Fait à noter, les États-Unis semblent disposer d’un peu plus de marge de manœuvre que nous. Tout comme au Canada, les secteurs américains de la machinerie, de l’agroalimentaire et des produits du bois s’approchent de leurs limites, mais en comparaison avec ce qui se passe au Canada, il semble y avoir plus de capacités à disposition dans plusieurs secteurs. Globalement, les capacités des secteurs en amont semblent moins touchées; ce sont les tensions sur les produits finis qui influeraient sur les prix à la vente. Si c’est effectivement le cas, procéder au redémarrage d’une plus grande partie des entreprises en amont pourrait renforcer la production, réduire les retards du côté des chaînes d’approvisionnement et assurer un niveau de production davantage en phase avec la demande.


Ce phénomène est sans doute le plus évident dans les semi-conducteurs puisque, pour ce sous-secteur, la capacité a une portée internationale. Les expéditions de semi-conducteurs en provenance d’Asie n’ont pas suivi le rythme des ventes et de la production en Amérique du Nord. Ce faisant, malgré une demande en effervescence, les stocks pour plusieurs de ces produits sont dangereusement faibles – la production ne pouvant simplement pas suivre la cadence.  Résultat : aux États-Unis, les constructeurs automobiles ont vu l’utilisation de leurs capacités passée de près de 100 % du niveau d’avant la pandémie, en janvier, à 88,6 % en avril.

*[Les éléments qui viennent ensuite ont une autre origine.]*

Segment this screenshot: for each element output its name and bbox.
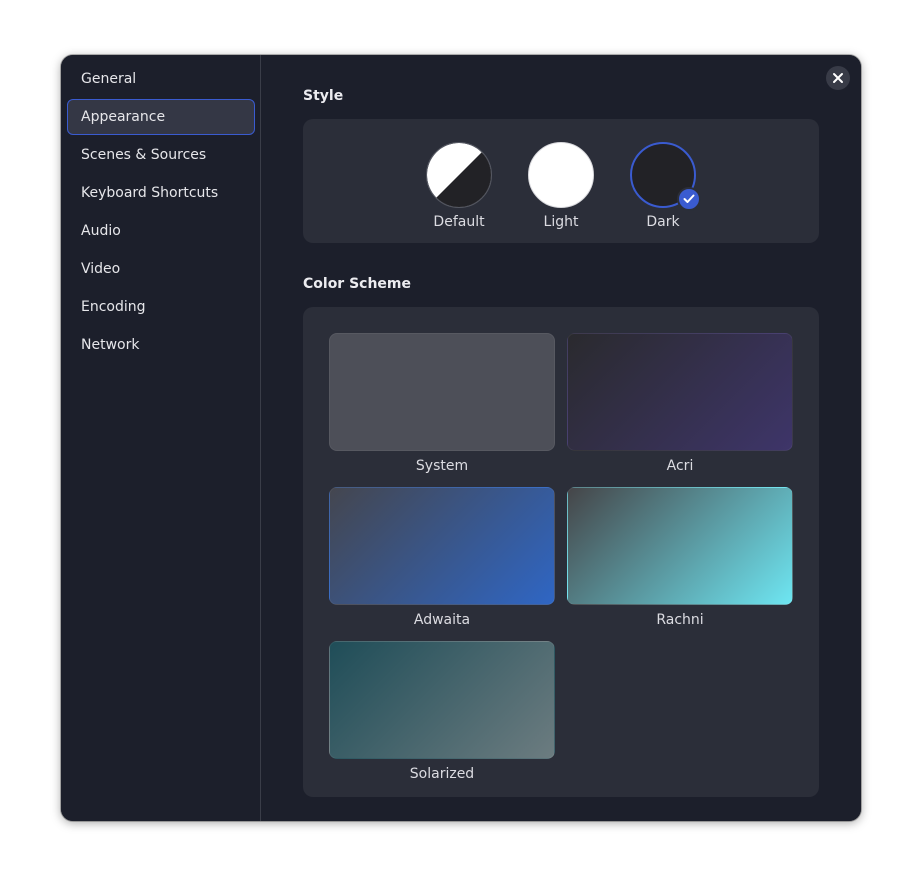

Chose certaine, les pénuries actuelles vont au-delà des limites géographiques. Pour y remédier, il faudra une augmentation mondiale de la production qui soit bien orchestrée. Mettre à l’arrêt l’économie est une opération douloureuse, mais plus facile que de relancer l’activité.

Conclusion?

Le crieur a sonné la cloche annonçant l’heure d’affluence alors que les étals du marché sont à moitié remplis. Les acheteurs affluent et les produits sont vendus au plus offrant. Comment mettre fin à cette dynamique? En effectuant un redémarrage des chaînes d’approvisionnement d’une portée mondiale. Il reste à espérer que cela se produira à temps pour mettre un terme à la progression constante des prix. Il y aurait d’ailleurs assez de capacités pour remettre le tout en marche dans un horizon à court terme.